Asparagus rolls are defined by a shape no other tea sandwich uses: they are rolled, not stacked. A thin slice of buttered white bread is wrapped around a single cooked asparagus spear so the tip stands proud of one end, then trimmed and arranged tip outward. The roll is the entire idea. It turns one spear into a self-contained cylinder that can be lifted, eaten in two bites, and set down without disturbing a conversation, which is the same brief every afternoon-tea sandwich answers, solved here by geometry rather than by layering.

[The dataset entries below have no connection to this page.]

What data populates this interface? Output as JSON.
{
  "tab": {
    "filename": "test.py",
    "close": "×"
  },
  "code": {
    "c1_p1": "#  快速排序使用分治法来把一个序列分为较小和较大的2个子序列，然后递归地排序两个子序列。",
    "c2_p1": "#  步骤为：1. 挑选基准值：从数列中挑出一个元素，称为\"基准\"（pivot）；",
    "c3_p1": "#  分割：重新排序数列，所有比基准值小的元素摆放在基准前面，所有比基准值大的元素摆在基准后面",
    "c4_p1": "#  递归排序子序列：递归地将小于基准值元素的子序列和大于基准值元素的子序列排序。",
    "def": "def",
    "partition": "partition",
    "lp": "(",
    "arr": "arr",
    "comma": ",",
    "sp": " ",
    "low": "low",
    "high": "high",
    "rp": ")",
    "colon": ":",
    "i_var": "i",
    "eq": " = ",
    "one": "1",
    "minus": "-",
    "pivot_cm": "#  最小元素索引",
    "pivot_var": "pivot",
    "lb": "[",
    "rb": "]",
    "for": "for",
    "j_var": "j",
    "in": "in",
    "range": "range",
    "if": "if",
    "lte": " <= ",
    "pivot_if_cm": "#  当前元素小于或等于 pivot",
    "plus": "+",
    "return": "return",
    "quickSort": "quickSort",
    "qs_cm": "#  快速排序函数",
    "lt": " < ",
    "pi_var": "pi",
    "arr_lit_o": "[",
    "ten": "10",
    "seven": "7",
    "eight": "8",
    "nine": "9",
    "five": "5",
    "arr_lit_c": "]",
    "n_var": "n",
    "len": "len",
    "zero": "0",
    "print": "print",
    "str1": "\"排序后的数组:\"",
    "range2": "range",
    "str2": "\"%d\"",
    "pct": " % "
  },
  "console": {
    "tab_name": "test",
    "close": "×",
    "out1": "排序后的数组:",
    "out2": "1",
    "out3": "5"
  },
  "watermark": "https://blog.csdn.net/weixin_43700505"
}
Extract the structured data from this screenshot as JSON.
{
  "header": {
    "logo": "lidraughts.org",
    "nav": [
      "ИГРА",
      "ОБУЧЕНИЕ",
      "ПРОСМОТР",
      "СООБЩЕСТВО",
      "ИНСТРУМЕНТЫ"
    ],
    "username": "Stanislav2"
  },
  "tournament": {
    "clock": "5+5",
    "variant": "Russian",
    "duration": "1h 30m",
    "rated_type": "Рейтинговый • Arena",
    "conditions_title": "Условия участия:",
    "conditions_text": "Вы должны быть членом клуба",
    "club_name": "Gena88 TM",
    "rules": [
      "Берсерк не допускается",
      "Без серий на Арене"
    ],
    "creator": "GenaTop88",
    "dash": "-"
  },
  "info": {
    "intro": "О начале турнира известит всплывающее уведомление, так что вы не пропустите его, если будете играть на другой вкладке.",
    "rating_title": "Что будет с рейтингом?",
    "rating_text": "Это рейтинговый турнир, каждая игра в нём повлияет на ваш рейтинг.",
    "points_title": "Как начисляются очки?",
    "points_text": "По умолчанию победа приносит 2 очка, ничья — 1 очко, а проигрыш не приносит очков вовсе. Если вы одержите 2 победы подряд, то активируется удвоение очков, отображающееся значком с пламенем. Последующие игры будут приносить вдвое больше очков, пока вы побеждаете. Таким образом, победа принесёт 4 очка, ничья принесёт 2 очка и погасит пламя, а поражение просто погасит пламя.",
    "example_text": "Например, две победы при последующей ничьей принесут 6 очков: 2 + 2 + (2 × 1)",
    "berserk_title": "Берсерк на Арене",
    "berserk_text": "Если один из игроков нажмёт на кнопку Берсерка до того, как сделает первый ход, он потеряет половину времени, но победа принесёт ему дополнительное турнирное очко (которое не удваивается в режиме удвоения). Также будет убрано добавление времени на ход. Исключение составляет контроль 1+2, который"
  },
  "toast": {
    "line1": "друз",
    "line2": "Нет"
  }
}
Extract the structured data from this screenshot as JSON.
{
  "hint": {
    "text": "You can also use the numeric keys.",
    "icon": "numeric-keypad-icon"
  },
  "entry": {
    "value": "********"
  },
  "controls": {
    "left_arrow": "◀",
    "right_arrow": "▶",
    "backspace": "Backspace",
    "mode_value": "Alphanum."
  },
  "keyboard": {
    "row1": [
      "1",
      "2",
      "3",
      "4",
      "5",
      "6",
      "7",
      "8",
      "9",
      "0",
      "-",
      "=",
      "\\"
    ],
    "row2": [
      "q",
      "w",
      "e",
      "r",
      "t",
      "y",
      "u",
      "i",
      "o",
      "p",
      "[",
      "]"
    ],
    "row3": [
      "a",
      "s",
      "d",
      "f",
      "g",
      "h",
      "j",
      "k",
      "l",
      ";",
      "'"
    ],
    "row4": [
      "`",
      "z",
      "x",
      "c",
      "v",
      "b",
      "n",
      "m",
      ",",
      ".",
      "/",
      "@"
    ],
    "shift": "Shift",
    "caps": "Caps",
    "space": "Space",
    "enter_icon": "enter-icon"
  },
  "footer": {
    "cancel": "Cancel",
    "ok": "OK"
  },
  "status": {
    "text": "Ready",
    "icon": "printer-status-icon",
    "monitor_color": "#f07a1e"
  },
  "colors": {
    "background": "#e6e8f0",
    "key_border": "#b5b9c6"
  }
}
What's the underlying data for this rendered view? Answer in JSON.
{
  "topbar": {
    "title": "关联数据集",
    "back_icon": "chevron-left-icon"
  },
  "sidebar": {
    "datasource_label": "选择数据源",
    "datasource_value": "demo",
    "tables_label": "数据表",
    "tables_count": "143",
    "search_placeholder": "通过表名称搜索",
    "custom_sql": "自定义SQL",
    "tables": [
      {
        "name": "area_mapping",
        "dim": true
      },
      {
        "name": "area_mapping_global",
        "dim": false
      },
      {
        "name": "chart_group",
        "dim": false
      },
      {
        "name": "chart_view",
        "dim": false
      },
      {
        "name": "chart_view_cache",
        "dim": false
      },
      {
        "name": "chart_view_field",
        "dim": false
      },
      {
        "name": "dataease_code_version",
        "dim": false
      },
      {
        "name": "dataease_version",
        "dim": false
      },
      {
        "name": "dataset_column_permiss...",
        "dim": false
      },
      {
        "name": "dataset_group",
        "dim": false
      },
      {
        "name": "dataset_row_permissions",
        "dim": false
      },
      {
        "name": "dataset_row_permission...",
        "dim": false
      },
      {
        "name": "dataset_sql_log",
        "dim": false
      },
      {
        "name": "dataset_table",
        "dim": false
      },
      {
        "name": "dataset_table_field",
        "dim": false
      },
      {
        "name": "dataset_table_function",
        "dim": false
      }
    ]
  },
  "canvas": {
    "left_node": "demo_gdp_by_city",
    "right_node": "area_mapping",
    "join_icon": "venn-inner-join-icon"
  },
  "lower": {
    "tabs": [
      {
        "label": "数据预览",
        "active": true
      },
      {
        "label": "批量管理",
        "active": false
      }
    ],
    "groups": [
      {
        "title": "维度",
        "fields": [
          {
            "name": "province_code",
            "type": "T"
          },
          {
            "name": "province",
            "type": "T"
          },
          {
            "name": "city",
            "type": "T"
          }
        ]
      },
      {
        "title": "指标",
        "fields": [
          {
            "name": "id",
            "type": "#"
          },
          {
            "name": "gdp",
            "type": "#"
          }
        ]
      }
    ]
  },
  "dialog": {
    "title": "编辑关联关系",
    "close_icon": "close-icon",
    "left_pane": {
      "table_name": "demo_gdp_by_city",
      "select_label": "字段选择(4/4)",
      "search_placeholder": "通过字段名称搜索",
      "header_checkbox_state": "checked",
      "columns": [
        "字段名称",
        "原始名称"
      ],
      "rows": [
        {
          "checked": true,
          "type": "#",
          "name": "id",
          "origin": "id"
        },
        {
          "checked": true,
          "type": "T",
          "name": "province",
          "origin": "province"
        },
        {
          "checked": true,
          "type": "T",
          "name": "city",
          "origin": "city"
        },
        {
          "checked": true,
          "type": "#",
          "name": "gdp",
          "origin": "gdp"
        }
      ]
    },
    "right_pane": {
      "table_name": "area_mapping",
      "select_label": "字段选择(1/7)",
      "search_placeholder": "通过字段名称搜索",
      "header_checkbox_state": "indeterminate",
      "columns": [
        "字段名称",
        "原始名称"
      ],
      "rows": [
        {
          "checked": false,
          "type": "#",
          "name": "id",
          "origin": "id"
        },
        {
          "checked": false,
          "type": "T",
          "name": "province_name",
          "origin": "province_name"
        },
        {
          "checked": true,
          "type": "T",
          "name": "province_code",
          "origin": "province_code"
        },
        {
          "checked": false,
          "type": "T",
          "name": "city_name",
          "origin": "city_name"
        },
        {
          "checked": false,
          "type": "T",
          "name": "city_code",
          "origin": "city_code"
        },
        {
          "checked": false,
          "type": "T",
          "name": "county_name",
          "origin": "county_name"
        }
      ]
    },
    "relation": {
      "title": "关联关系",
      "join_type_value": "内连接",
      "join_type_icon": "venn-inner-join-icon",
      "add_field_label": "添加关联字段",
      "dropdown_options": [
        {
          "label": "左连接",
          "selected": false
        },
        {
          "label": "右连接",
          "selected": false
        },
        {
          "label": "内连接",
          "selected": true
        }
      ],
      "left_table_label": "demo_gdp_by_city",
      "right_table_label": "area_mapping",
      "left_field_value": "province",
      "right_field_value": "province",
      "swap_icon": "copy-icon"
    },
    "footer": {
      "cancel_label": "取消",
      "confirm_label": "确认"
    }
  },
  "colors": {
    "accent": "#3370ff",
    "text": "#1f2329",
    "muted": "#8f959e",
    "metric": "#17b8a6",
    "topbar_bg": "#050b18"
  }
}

The craft is moisture control and the mechanics of the wrap. Asparagus carries water, so the spear is cooked until just tender and then dried thoroughly, because a wet spear will weep into the bread and the roll will fall open along its seam before it reaches the plate. The bread has to be sliced thin and is often lightly rolled flat first so it bends around the spear without cracking, and it is buttered edge to edge for two reasons at once: the butter waterproofs the crumb against the asparagus, and it is the only adhesive holding the cylinder shut. The filling is deliberately a single note, since this is a seasonal sandwich built around one good vegetable at its short best, not a composed one. Made too far ahead it unrolls or goes limp, so it is assembled close to the table, which is part of why it reads as an occasion rather than a staple.
The variations stay within the rolled, restrained frame. A whisper of soft cheese or a herbed butter under the spear adds richness without bulk; brown bread trades the colour and a little nuttiness; the pinwheel format spirals a flat filling on the same logic. Each keeps the crustless tea-tray discipline and deserves its own article rather than being crowded in here.